Ecce homo, par Philippe de Champaigne |
Il y a eu des hérétiques qui ont nié l'humanité de Jésus-Christ, comme il y en a eu qui ont nié sa divinité. Mais la meilleure preuve qu'il pouvait donner de son humanité, il l'a donnée en subissant le sort commun à tous les mortels.
Comme tous les fils d'Adam, il est mort ; et pour que personne n'en ignore, il a rendu le dernier soupir sur
une croix, aux portes d'une grande ville, en plein jour, au milieu d'une foule de spectateurs.

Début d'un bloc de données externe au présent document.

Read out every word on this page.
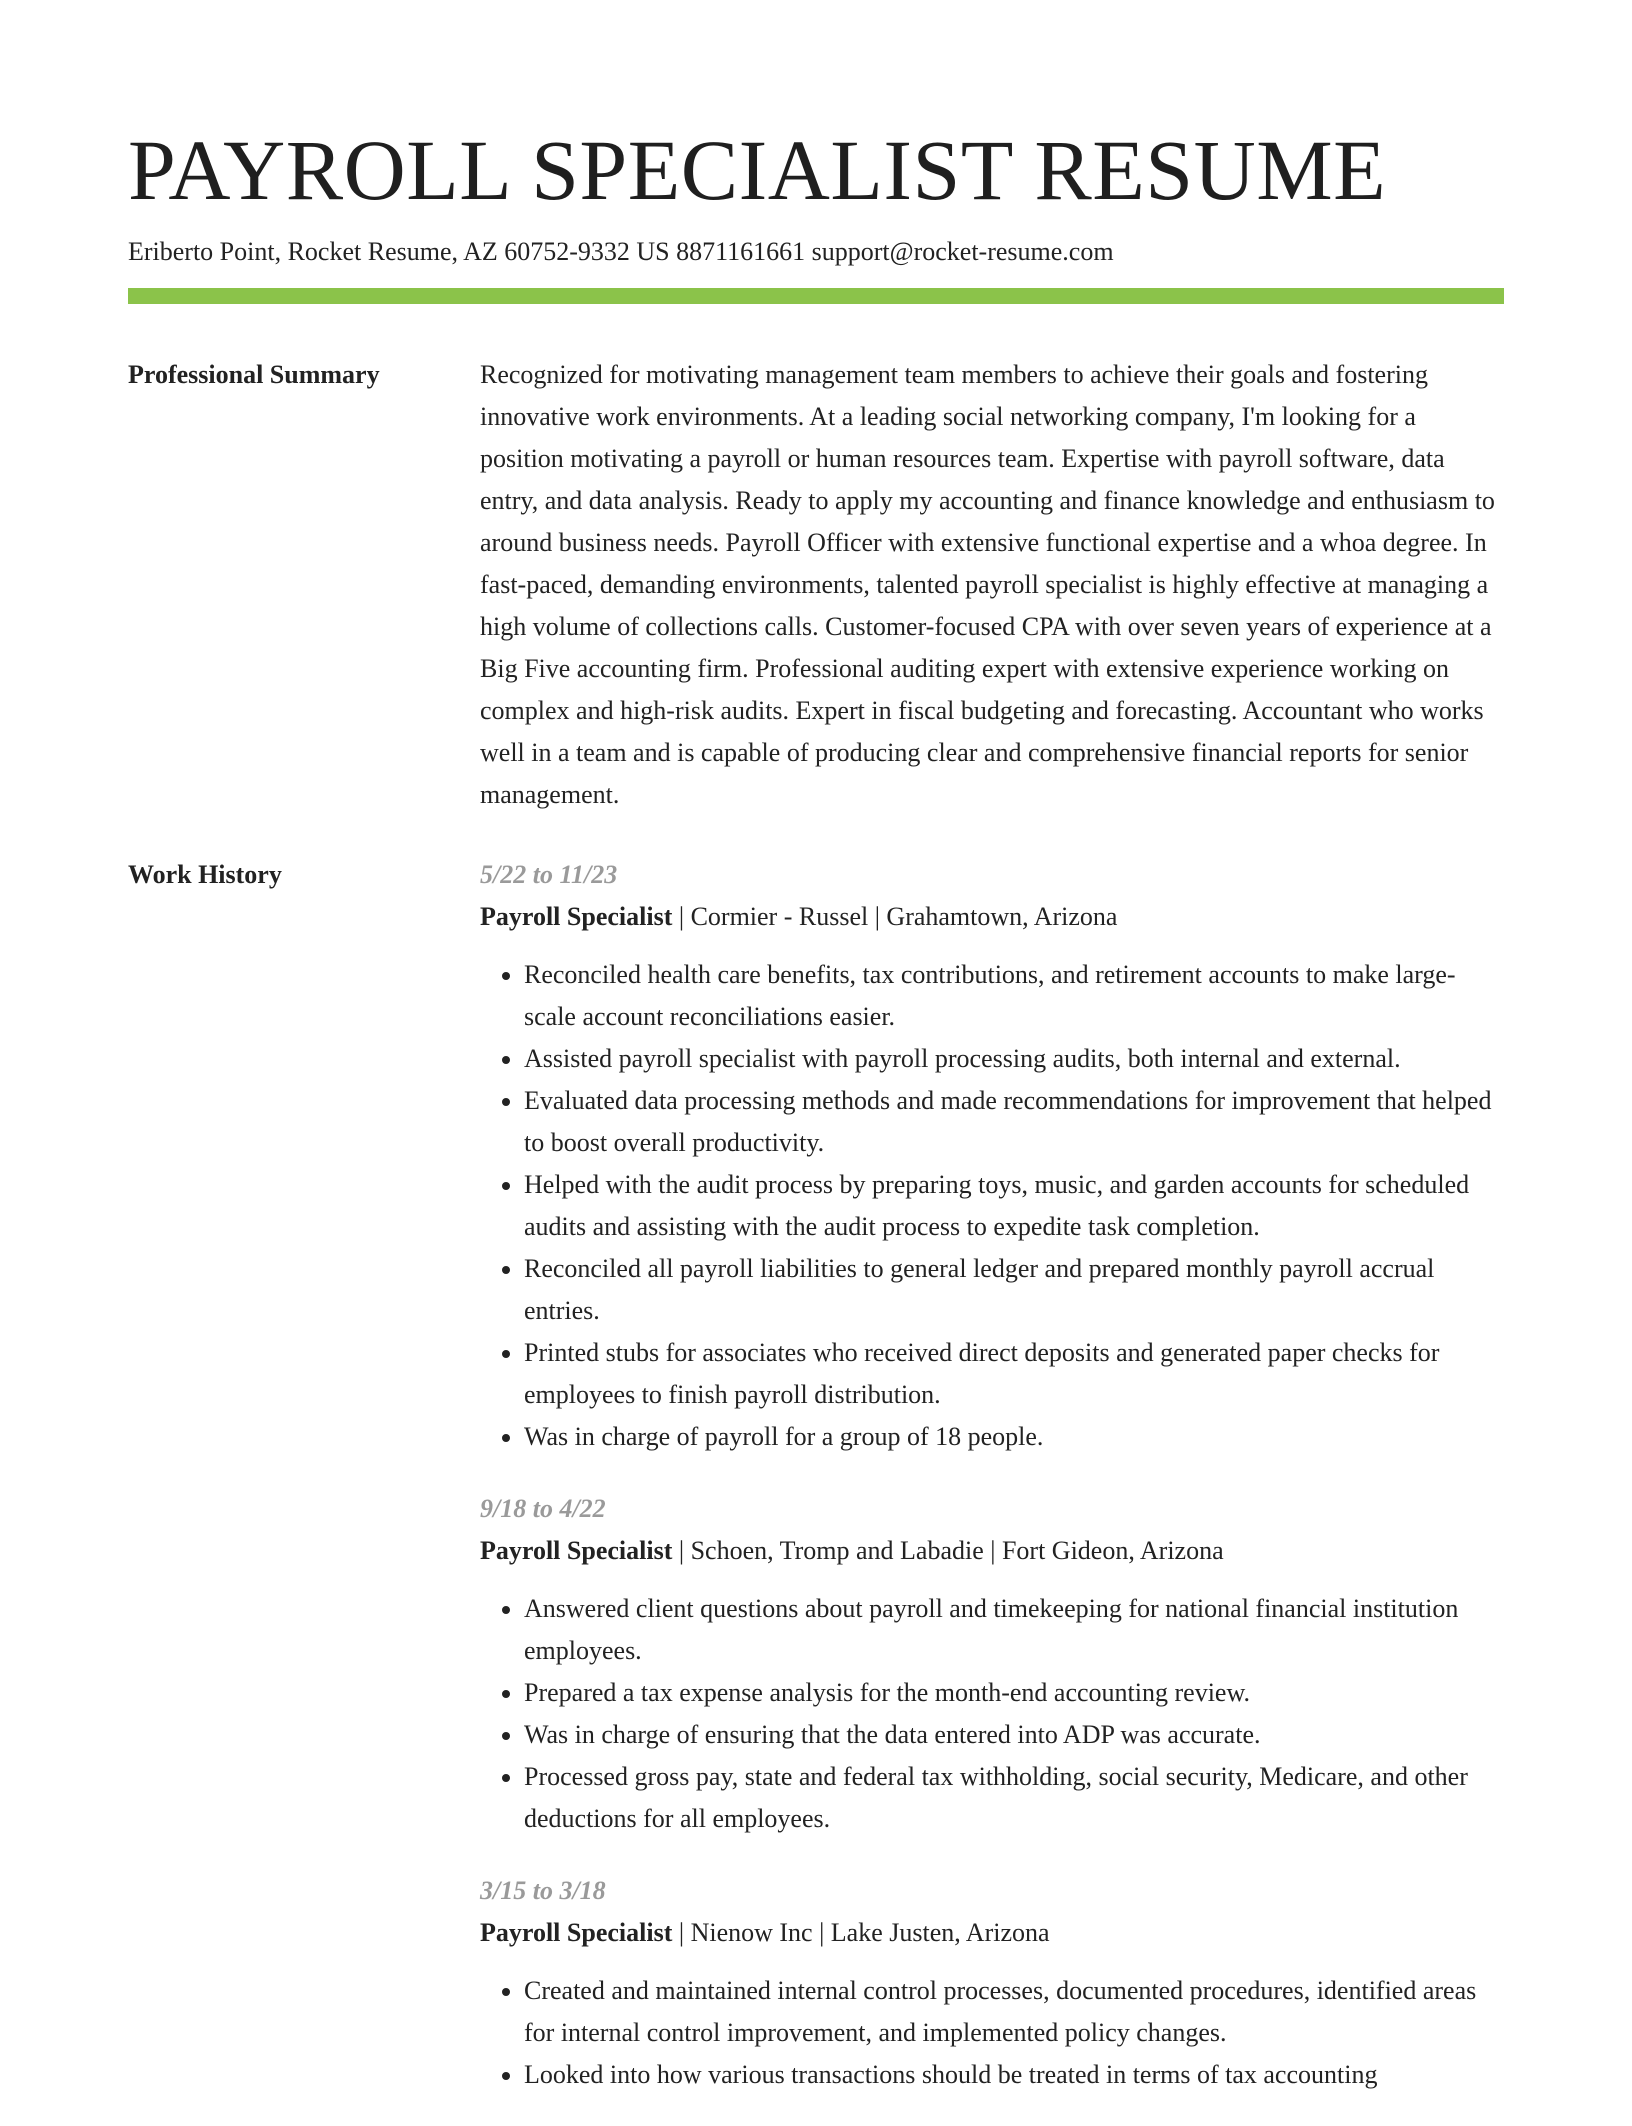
PAYROLL SPECIALIST RESUME
Eriberto Point, Rocket Resume, AZ 60752-9332 US 8871161661 support@rocket-resume.com
Professional Summary	Recognized for motivating management team members to achieve their goals and fostering innovative work environments. At a leading social networking company, I'm looking for a position motivating a payroll or human resources team. Expertise with payroll software, data entry, and data analysis. Ready to apply my accounting and finance knowledge and enthusiasm to around business needs. Payroll Officer with extensive functional expertise and a whoa degree. In fast-paced, demanding environments, talented payroll specialist is highly effective at managing a high volume of collections calls. Customer-focused CPA with over seven years of experience at a Big Five accounting firm. Professional auditing expert with extensive experience working on complex and high-risk audits. Expert in fiscal budgeting and forecasting. Accountant who works well in a team and is capable of producing clear and comprehensive financial reports for senior management.

Work History	5/22 to 11/23
Payroll Specialist | Cormier - Russel | Grahamtown, Arizona
• Reconciled health care benefits, tax contributions, and retirement accounts to make large-scale account reconciliations easier.
• Assisted payroll specialist with payroll processing audits, both internal and external.
• Evaluated data processing methods and made recommendations for improvement that helped to boost overall productivity.
• Helped with the audit process by preparing toys, music, and garden accounts for scheduled audits and assisting with the audit process to expedite task completion.
• Reconciled all payroll liabilities to general ledger and prepared monthly payroll accrual entries.
• Printed stubs for associates who received direct deposits and generated paper checks for employees to finish payroll distribution.
• Was in charge of payroll for a group of 18 people.
9/18 to 4/22
Payroll Specialist | Schoen, Tromp and Labadie | Fort Gideon, Arizona
• Answered client questions about payroll and timekeeping for national financial institution employees.
• Prepared a tax expense analysis for the month-end accounting review.
• Was in charge of ensuring that the data entered into ADP was accurate.
• Processed gross pay, state and federal tax withholding, social security, Medicare, and other deductions for all employees.
3/15 to 3/18
Payroll Specialist | Nienow Inc | Lake Justen, Arizona
• Created and maintained internal control processes, documented procedures, identified areas for internal control improvement, and implemented policy changes.
• Looked into how various transactions should be treated in terms of tax accounting
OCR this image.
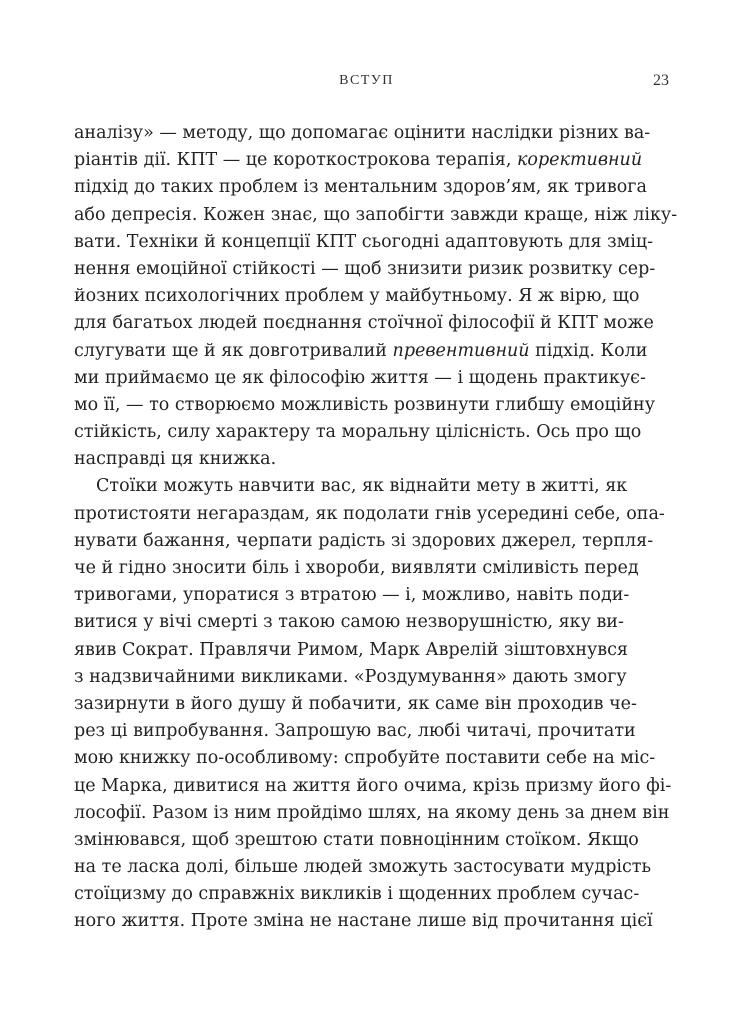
ВСТУП	23
аналізу» — методу, що допомагає оцінити наслідки різних ва-
ріантів дії. КПТ — це короткострокова терапія, корективний
підхід до таких проблем із ментальним здоров’ям, як тривога
або депресія. Кожен знає, що запобігти завжди краще, ніж ліку-
вати. Техніки й концепції КПТ сьогодні адаптовують для зміц-
нення емоційної стійкості — щоб знизити ризик розвитку сер-
йозних психологічних проблем у майбутньому. Я ж вірю, що
для багатьох людей поєднання стоїчної філософії й КПТ може
слугувати ще й як довготривалий превентивний підхід. Коли
ми приймаємо це як філософію життя — і щодень практикує-
мо її, — то створюємо можливість розвинути глибшу емоційну
стійкість, силу характеру та моральну цілісність. Ось про що
насправді ця книжка.
Стоїки можуть навчити вас, як віднайти мету в житті, як
протистояти негараздам, як подолати гнів усередині себе, опа-
нувати бажання, черпати радість зі здорових джерел, терпля-
че й гідно зносити біль і хвороби, виявляти сміливість перед
тривогами, упоратися з втратою — і, можливо, навіть поди-
витися у вічі смерті з такою самою незворушністю, яку ви-
явив Сократ. Правлячи Римом, Марк Аврелій зіштовхнувся
з надзвичайними викликами. «Роздумування» дають змогу
зазирнути в його душу й побачити, як саме він проходив че-
рез ці випробування. Запрошую вас, любі читачі, прочитати
мою книжку по-особливому: спробуйте поставити себе на міс-
це Марка, дивитися на життя його очима, крізь призму його фі-
лософії. Разом із ним пройдімо шлях, на якому день за днем він
змінювався, щоб зрештою стати повноцінним стоїком. Якщо
на те ласка долі, більше людей зможуть застосувати мудрість
стоїцизму до справжніх викликів і щоденних проблем сучас-
ного життя. Проте зміна не настане лише від прочитання цієї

Il est mort après avoir subi toutes les ignominies, après avoir été flagellé et présenté au peuple sous ce titre qui supprimait jusqu'à son nom : Ecce Homo, voilà l'Homme!
Oui, c'était bien l'homme, type de faiblesse et d'impuissance que la mort tenait déjà sous sa main.
Et cependant, si Pilate avait raison de dire en présentant Jésus au peuple : Ecce Homo nous avons le droit de nous écrier même à cette heure où nous le voyons mourir : Deus! Ecce Deus!
Mais comment la divinité peut-elle nous apparaître dans ce fait essentiellement humain, la mort? Quels traits divins y signalerons-nous?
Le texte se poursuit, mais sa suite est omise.